BJP national executive meeting got off to a stormy start here on Saturday after party president Rajnath Singh's inaugural speech owning responsibility for party's defeat, giving a call for discipline and scotching any scope for a rethink on party's ideology of Hindutva or link with RSS.
BJP's chief strategist for the Lok Sabha polls Arun Jaitley appeared to be the main target of attacks while dissensions in state units also came to the fore. Nearly every leader had something to say against Jaitley and more is in store on Sunday when the party discusses its political resolution and also takes up the issue of its poll performance. BJP's top leader LK Advani did not speak and is scheduled to make the concluding speech on Sunday.
BJP's Aonla MP Maneka Gandhi was particularly critical of Jaitley, saying that the party's "incharge for Uttar Prtadesh" would not even pick up the phone and while he had lots of time to talk to journalists, he did not speak to party candidates. Jaitley has preferred to skip the party's crucial national executive meet and is holidaying in Europe.

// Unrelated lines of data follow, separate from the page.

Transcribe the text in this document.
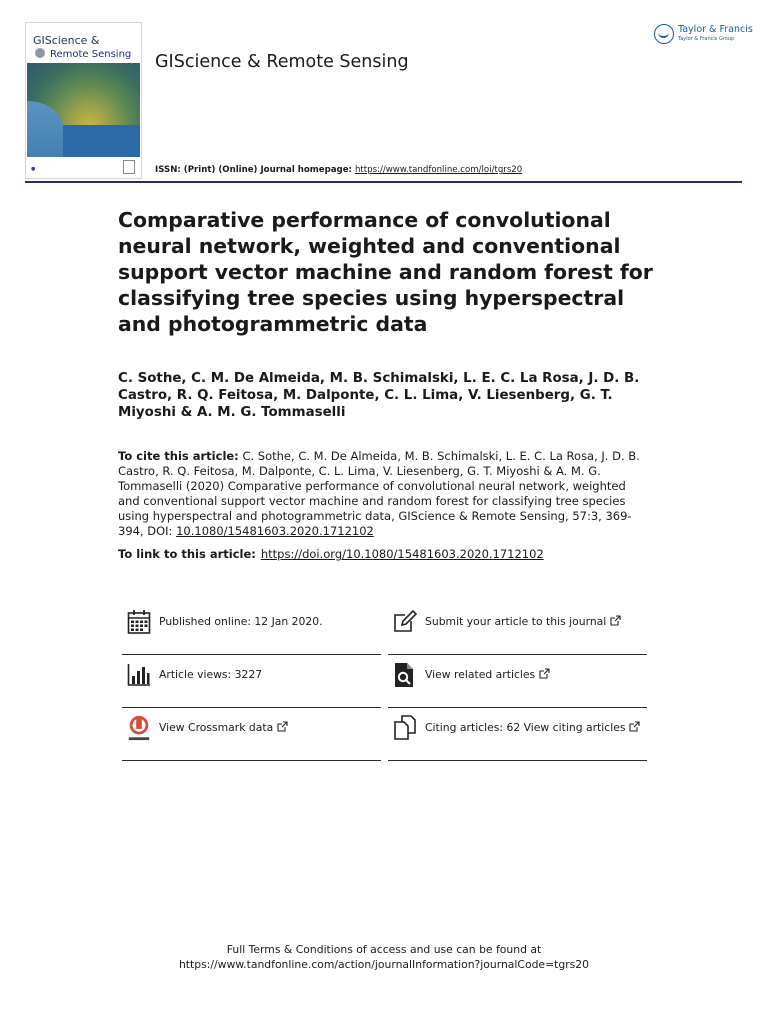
GIScience &
Remote Sensing
●
GIScience & Remote Sensing
ISSN: (Print) (Online) Journal homepage: https://www.tandfonline.com/loi/tgrs20
Taylor & Francis
Taylor & Francis Group
Comparative performance of convolutional neural network, weighted and conventional support vector machine and random forest for classifying tree species using hyperspectral and photogrammetric data
C. Sothe, C. M. De Almeida, M. B. Schimalski, L. E. C. La Rosa, J. D. B. Castro, R. Q. Feitosa, M. Dalponte, C. L. Lima, V. Liesenberg, G. T. Miyoshi & A. M. G. Tommaselli
To cite this article: C. Sothe, C. M. De Almeida, M. B. Schimalski, L. E. C. La Rosa, J. D. B. Castro, R. Q. Feitosa, M. Dalponte, C. L. Lima, V. Liesenberg, G. T. Miyoshi & A. M. G. Tommaselli (2020) Comparative performance of convolutional neural network, weighted and conventional support vector machine and random forest for classifying tree species using hyperspectral and photogrammetric data, GIScience & Remote Sensing, 57:3, 369-394, DOI: 10.1080/15481603.2020.1712102
To link to this article: https://doi.org/10.1080/15481603.2020.1712102
Published online: 12 Jan 2020.	Submit your article to this journal
Article views: 3227	View related articles
View Crossmark data	Citing articles: 62 View citing articles
Full Terms & Conditions of access and use can be found at
https://www.tandfonline.com/action/journalInformation?journalCode=tgrs20
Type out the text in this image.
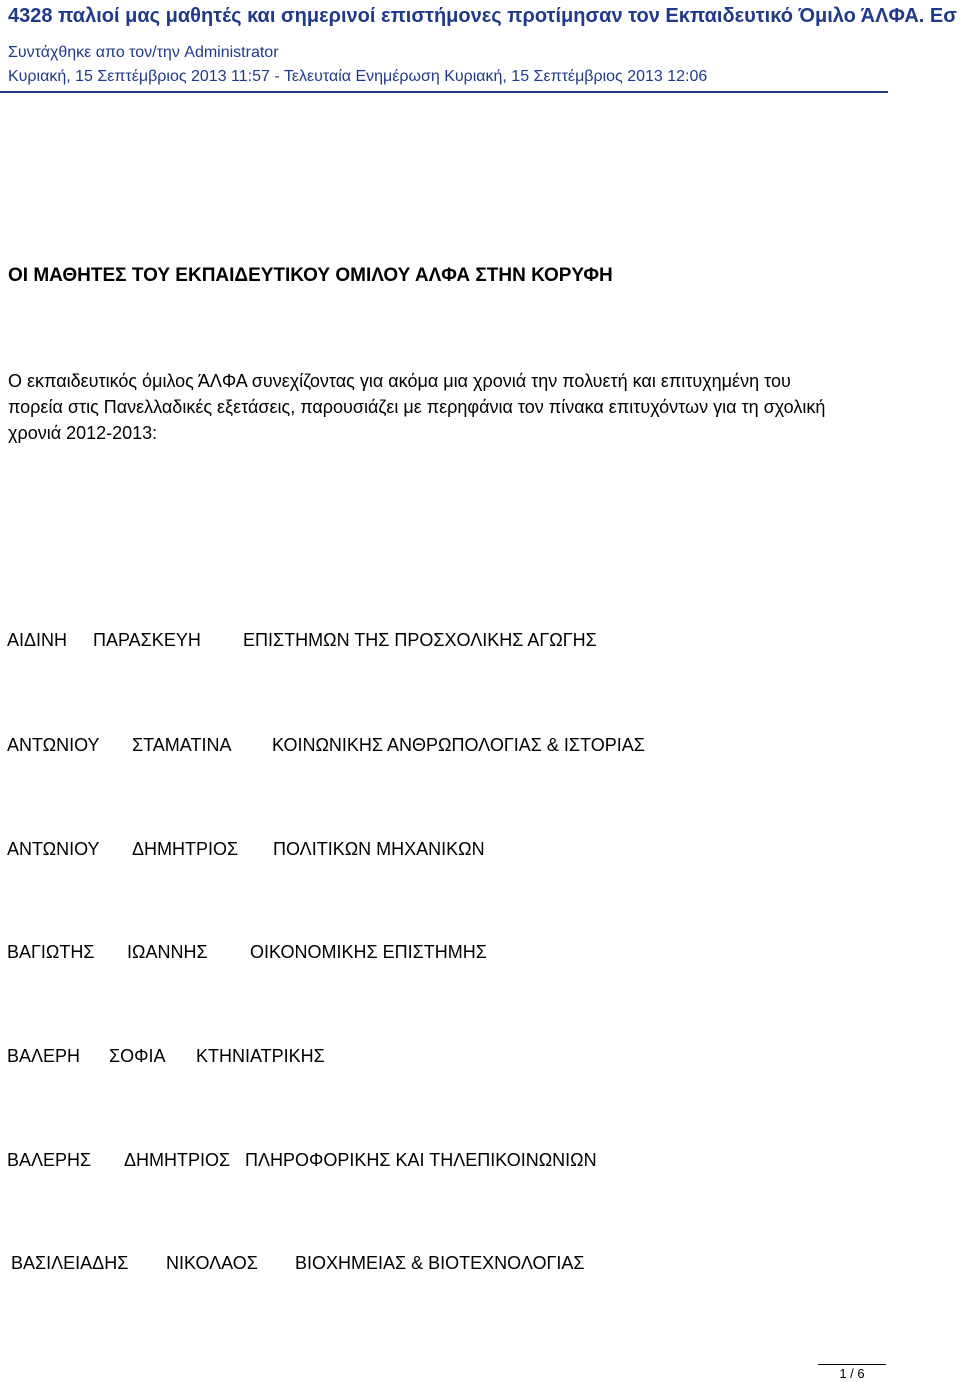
4328 παλιοί μας μαθητές και σημερινοί επιστήμονες προτίμησαν τον Εκπαιδευτικό Όμιλο ΆΛΦΑ. Εσ
Συντάχθηκε απο τον/την Administrator
Κυριακή, 15 Σεπτέμβριος 2013 11:57 - Τελευταία Ενημέρωση Κυριακή, 15 Σεπτέμβριος 2013 12:06
ΟΙ ΜΑΘΗΤΕΣ ΤΟΥ ΕΚΠΑΙΔΕΥΤΙΚΟΥ ΟΜΙΛΟΥ ΑΛΦΑ ΣΤΗΝ ΚΟΡΥΦΗ
Ο εκπαιδευτικός όμιλος ΆΛΦΑ συνεχίζοντας για ακόμα μια χρονιά την πολυετή και επιτυχημένη του πορεία στις Πανελλαδικές εξετάσεις, παρουσιάζει με περηφάνια τον πίνακα επιτυχόντων για τη σχολική χρονιά 2012-2013:
ΑΙΔΙΝΗ ΠΑΡΑΣΚΕΥΗ ΕΠΙΣΤΗΜΩΝ ΤΗΣ ΠΡΟΣΧΟΛΙΚΗΣ ΑΓΩΓΗΣ
ΑΝΤΩΝΙΟΥ ΣΤΑΜΑΤΙΝΑ ΚΟΙΝΩΝΙΚΗΣ ΑΝΘΡΩΠΟΛΟΓΙΑΣ & ΙΣΤΟΡΙΑΣ
ΑΝΤΩΝΙΟΥ ΔΗΜΗΤΡΙΟΣ ΠΟΛΙΤΙΚΩΝ ΜΗΧΑΝΙΚΩΝ
ΒΑΓΙΩΤΗΣ ΙΩΑΝΝΗΣ ΟΙΚΟΝΟΜΙΚΗΣ ΕΠΙΣΤΗΜΗΣ
ΒΑΛΕΡΗ ΣΟΦΙΑ ΚΤΗΝΙΑΤΡΙΚΗΣ
ΒΑΛΕΡΗΣ ΔΗΜΗΤΡΙΟΣ ΠΛΗΡΟΦΟΡΙΚΗΣ ΚΑΙ ΤΗΛΕΠΙΚΟΙΝΩΝΙΩΝ
ΒΑΣΙΛΕΙΑΔΗΣ ΝΙΚΟΛΑΟΣ ΒΙΟΧΗΜΕΙΑΣ & ΒΙΟΤΕΧΝΟΛΟΓΙΑΣ
1 / 6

"Many, including several senior leaders, intervened during the reporting by state unit chiefs on party's performance in their states," BJP spokesperson Rajiv Pratap Rudy told journalists during the evening briefing on the meet. The party also announced appointment of Bal Apte as chief of BJP membership campaign beginning July 6 and of Thavar Chand Gahlot as returning officer for the organisational elections taking place this year.
The BJP leadership decided to set up a committee to analyse the reports from states and go into the reasons for the party's poor show. Curiously, the names of committee's members have been kept "secret". This follows engineered leaks of critical and protesting letters of leaders like Jaswant Singh, Yashwant Sinha and Arun Shourie starkly revealing the rift and resentment in party ranks over the handling of party campaign in Lok Sabha elections.
The session saw several leaders speaking their mind and pointing fingers at others. Rudy said some of the reasons cited for party's debacle "cannot be disclosed" and some "internal issues were also raised at the meet".
Comments by party's Uttar Pradesh leader Vinay Katiyar on how senior leader Jaswant Singh's letter was leaked has hurt the latter, provoking him to say no one had dared point a finger at him in his 44 years of political career. He also said he would not contest elections again.
The irrepressible Arun Shourie also spoke out, demanding a debate on party's poor show in elections. Endorsing the decision to set up a committee to go into this, Shourie said its report be made public and also stressed the need for a mechanism for ensuring accountability. Seeking accountability on the part of leaders for the defeat, he said it was not enough for Rajnath Singh alone to own up responsibility and there were others who were responsible for the debacle. Without naming Arun Jaitley, Shourie said those responsible for the defeat have skipped the executive meeting but they would be the ones who would do the 'chintan baithak' (brain storming) on the defeat.
Shourie asked for an inquiry into how their letters were being leaked and blamed six unnamed journalists who, he said, were responsible for articles damaging the party interest.
In his speech earlier, Rajnath Singh maintained that there would be no compromise on ideology. He said that the party does not regret raising issues like communal reservation during campaigning as they were in the "country's welfare". "Perhaps we need to present our views in a better and more contemporary context."